Bu gelişmeler ister istemez tam da normalleşme adımlarının atıldığı bir dönemde iki ülkenin neden çatışmalarla yeniden uluslararası kamuoyunun gündemine oturduğu sorularını da akıllara getirdi. Erivan yönetimi çatışmaların “Bakü’nün sınır ihlalleri” nedeniyle başladığını ileri sürdü. Bakü yönetimi ise “sınırların henüz belirlenmediğini, bu nedenle de sınır ihlallerinden bahsedilemeyeceğini” gerekçe göstererek Ermenistan’ın provakatif adımlarının bölgede gerginliği tırmandırdığını iddia etti.

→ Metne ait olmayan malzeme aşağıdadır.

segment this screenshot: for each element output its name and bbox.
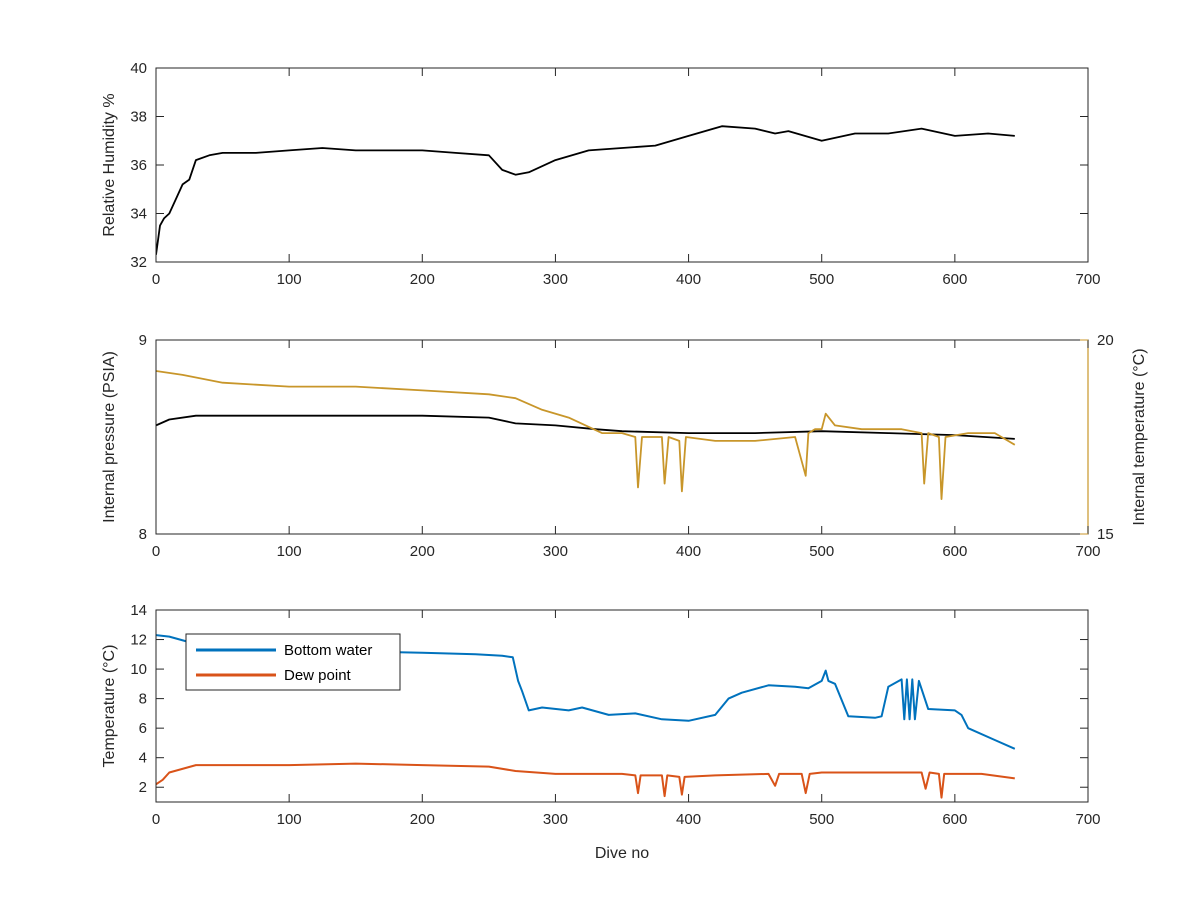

Azerbaycan – Ermenistan çatışmalarının zamanı ve mekânı

Aslında bölgede iki ülke arasında varılan resmî mutabakata rağmen zaman zaman bazı çatışmalar yaşanıyordu. Ancak II. Karabağ Savaşı’nın ardından ilk defa böylesine geniş çaplı bir çatışma yaşanması hem bölgesel hem de küresel gelişmelerin Güney Kafkasya’yı ne oranda etkilediğini göstermesi açısından önemli. Ayrıca çatışmalar daha önce ağırlıklı olarak Karabağ bölgesi ve çevresinde meydana gelirken bu kez tansiyonun Azerbaycan-Ermenistan sınırında yükselmesi de sorunun bir diğer önemli boyutu.

Çatışmaların zamansal ve mekânsal olarak daha öncekilerden farklı bir noktada meydana gelmesi de kendi içinde bazı soru işaretlerini barındırıyor. Bu anlamda hemen Şangay İşbirliği Örgütü Liderler Zirvesi (ŞİÖ) öncesi çatışmaların gerçekleşmesi dikkat çekici. ŞİÖ’nün Diyalog Ortağı Ülkelerinden biri olan Ermenistan’ın toplantıya katılmaması da Batı’nın zirveye dair duyduğu rahatsızlıkla bir bağlantısının olup olmadığı sorularını akıllara getiriyor.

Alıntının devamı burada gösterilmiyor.